Among other homes of important personages on show case – worth mentioning are the house where Grazia Deledda, Nobel laureate in Literature (1926), was born, (in Nuoro, Sardinia); the Historic Museum of Carlo Levi (author of the iconic novel Christ Stopped at Eboli), in Aliano, Basilicata; and the hillside estate Vittoriale degli Italiani in Gardone Riviera (Lombardy), which also comprises the home of Gabriele D’Annunzio.

A true feast for the eyes are the “Homes of Collectors,” like Palazzo Jatta in Ruvo di Puglia (Apulia), or the bourgeois Casa Carbone in Lavagna, Liguria. The “Houses of Beauty,” rather, became museums more for their artistic and architectonic value, rather than for who lived inside.  The gorgeous Palazzo Spada in Rome is an exemplar of one of many homes owned by a noble family or member of the Roman Catholic Church that became art galleries. Of the so-called “homes wanted by the community,” due to their status as a paradigm of community life, the Museum of the Peasant's Home in Corciano (Umbria) stands out, narrating a life of one of those working in the fields in the 1900s.

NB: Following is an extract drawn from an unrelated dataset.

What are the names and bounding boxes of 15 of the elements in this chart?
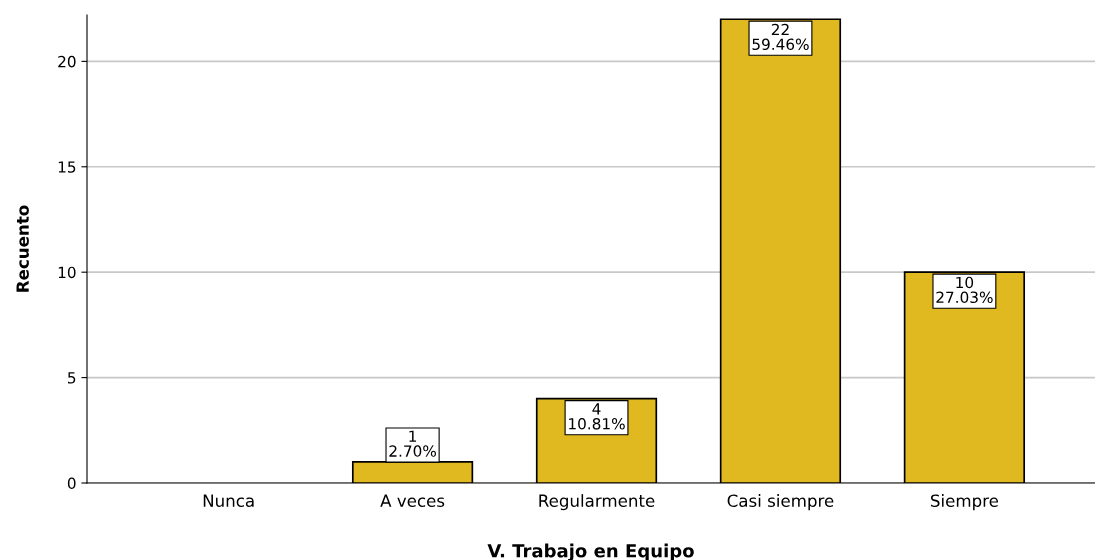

In other categories of the house museum, the “Noble Abodes,” such as the Castle of Donnafugata in Ragusa, Sicily, figure in, as do the house museums commemorating historic events – think the houses at Herculaneum in Campania that were buried by the 79 A.D. volcanic eruption that also destroyed Pompeii. Art and history enthusiasts will be enthralled by the “houses of an ethno-anthropological nature:” the Pezzola Trullo in Alberobello, Apulia is one of these. Finally, the “Royal Palaces” make for the ultimate house museums; one cannot mention them all, but the Royal Residences of the Savoy Dynasty, in Venaria Reale’s Borgo Castello (Piedmont) is certainly a good place to begin!